Philippines AirAsia is expanding its operations in Cebu, adding a four times weekly Singapore service, as well as a three times weekly Taipei service. It is likewise taking over the Cebu-Kuala Lumpur route from AirAsia Berhad of Malaysia while also increasing the flight frequency to four times weekly.
The Cebu-Singapore route will be operated effective November 25, 2016, while the Cebu-Taipei route will commence on the same date as well. The following are the timetables for the new routes:
Whereas Philippines AirAsia holds a monopoly on the Cebu-Kuala Lumpur route, it faces heavy competition on both the Cebu-Singapore and Cebu-Taipei routes. The former is already being serviced by Singapore Airlines subsidiaries: the full-service regional carrier SilkAir and the low-cost carrier Tigerair. Among Philippine carriers, it is being serviced by Cebu Pacific, and come December 2016, Philippine Airlines will commence services too. The latter, on the other hand, is being serviced by Cebu Pacific and more recently, EVA Air of Taiwan.
What the airline takes pride over its competition, however, are its low fares and the “World’s Best Low-Cost Airline” title from SKYTRAX, which the AirAsia Group has been holding for eight consecutive years.
Another advantage the airline holds for the Cebu-Singapore route is its connectivity via the world-class Singapore Changi Airport. From Singapore, the AirAsia Group flies to 15 destinations in Malaysia, Thailand, and Indonesia.
GROWING IN CEBU INSTEAD OF MANILA
Although some improvement has been seen recently in Manila, air traffic congestion is still a problem in the Philippines’ primary gateway Manila, and this has been hampering airlines’ expansion plans. Philippine Airlines, for one, has already set up plans to commence flying from Clark, while Cebu Pacific has been flying international outside Manila, opening routes from less congested airports like Davao, Iloilo, and Kalibo. While continuing to grow its operations out of Kalibo, Philippines AirAsia, for its part, has seen potential in growing its hub in Cebu as readies to accept delivery of five aircraft the remainder of this year and the next.
However, unlike the two other major Philippine carriers, it does not operate any domestic routes out of Cebu, save for Manila. This means that, for its international routes, the airline is gunning for passengers who are from Cebu and not so much those who are connecting via Cebu, setting them at a slight disadvantage among its rivals.

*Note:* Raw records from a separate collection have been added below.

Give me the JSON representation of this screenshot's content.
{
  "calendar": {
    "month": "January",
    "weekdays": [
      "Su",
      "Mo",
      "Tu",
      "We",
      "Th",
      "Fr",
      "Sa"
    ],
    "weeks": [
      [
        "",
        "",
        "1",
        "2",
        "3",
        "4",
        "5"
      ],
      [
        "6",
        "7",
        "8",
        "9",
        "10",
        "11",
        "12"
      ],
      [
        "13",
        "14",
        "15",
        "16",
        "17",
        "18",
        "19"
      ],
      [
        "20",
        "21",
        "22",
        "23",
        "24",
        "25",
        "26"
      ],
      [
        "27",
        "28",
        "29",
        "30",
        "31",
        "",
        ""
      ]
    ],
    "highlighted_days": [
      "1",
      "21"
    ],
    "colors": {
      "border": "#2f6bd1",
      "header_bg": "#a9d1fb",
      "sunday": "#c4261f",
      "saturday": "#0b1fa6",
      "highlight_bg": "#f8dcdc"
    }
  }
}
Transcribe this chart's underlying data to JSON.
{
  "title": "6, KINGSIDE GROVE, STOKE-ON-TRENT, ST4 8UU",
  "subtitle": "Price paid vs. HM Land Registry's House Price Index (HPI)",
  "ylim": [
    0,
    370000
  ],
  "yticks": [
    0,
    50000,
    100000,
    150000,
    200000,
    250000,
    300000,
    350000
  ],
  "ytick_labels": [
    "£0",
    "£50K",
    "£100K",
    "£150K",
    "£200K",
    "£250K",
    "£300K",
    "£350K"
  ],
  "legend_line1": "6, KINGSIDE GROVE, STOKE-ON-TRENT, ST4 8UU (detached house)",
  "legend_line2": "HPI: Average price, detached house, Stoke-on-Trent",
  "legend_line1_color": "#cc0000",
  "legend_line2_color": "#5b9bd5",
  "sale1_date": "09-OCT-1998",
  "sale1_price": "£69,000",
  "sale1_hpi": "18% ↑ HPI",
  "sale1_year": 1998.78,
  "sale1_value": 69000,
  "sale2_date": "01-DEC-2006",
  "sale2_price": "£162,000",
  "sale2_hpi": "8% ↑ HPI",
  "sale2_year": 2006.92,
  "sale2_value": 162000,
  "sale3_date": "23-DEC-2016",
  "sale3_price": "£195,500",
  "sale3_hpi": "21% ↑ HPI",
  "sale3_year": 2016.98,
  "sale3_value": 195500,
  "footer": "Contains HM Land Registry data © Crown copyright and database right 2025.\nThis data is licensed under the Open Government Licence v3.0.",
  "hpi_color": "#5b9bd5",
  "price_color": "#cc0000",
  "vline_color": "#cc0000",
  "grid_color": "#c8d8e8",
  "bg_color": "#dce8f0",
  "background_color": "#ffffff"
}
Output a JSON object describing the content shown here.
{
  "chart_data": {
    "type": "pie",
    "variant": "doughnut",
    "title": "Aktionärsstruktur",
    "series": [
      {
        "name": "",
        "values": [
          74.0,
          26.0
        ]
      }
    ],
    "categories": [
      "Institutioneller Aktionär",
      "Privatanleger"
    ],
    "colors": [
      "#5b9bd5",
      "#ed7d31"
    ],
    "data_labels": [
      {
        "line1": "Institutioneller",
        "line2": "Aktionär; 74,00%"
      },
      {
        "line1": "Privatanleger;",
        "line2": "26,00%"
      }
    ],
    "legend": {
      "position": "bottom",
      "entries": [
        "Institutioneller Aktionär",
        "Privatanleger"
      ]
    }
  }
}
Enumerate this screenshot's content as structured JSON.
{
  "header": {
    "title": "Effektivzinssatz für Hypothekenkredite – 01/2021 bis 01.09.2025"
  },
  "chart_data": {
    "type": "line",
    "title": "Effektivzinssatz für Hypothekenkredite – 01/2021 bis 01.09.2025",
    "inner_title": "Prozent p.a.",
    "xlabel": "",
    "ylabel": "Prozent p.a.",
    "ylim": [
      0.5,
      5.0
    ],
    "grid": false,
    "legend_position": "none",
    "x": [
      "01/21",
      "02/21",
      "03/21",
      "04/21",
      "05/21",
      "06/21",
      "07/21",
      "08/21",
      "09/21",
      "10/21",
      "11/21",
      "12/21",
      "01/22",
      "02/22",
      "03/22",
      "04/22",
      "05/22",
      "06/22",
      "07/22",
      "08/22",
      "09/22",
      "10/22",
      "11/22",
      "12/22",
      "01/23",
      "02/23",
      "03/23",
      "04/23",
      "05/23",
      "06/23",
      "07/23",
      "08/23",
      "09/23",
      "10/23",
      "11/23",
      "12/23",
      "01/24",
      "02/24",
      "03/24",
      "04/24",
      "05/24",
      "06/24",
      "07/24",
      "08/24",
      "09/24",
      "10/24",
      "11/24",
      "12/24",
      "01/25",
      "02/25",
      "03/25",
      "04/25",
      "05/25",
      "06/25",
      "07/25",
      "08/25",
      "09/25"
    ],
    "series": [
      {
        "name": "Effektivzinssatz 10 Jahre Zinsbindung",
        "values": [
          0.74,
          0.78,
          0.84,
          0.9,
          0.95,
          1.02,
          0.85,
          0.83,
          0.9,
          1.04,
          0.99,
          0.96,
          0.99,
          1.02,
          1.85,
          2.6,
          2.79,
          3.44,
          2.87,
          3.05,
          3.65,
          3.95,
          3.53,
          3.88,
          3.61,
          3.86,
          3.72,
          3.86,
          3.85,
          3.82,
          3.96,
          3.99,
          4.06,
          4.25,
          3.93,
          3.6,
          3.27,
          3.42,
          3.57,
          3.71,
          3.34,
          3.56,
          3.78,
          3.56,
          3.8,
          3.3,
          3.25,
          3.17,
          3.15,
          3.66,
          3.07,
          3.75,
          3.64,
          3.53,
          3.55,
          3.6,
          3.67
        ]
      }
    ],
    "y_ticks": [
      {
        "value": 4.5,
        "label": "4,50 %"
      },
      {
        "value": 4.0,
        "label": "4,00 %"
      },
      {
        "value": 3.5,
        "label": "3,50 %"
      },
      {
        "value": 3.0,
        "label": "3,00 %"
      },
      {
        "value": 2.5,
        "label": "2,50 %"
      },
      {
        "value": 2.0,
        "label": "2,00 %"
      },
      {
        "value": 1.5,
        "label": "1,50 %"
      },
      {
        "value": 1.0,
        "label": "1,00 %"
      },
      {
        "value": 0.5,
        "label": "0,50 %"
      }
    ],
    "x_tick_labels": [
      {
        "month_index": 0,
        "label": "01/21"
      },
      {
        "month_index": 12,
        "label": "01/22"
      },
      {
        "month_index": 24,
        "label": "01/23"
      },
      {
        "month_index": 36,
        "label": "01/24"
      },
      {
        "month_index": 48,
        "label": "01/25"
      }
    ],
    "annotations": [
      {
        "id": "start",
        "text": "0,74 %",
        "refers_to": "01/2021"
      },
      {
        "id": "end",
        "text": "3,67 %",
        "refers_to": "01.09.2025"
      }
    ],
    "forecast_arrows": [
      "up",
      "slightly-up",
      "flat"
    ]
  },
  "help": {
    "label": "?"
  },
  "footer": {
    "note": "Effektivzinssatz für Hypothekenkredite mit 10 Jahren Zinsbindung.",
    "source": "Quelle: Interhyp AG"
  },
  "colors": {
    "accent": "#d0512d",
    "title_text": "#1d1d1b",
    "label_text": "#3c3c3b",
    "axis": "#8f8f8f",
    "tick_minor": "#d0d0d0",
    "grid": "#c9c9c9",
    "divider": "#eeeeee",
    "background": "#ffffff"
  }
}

Despite this, the airline is bullish about its Cebu expansion plans, seeing Cebu as the most logical and most ideal alternative to Manila. Further, it has repeatedly cited Mactan-Cebu International Airport’s gradual revitalization as a resort-airport hybrid, thanks to the takeover of the consortium between India’s GMR Group and the Philippines’ Megawide Corporation.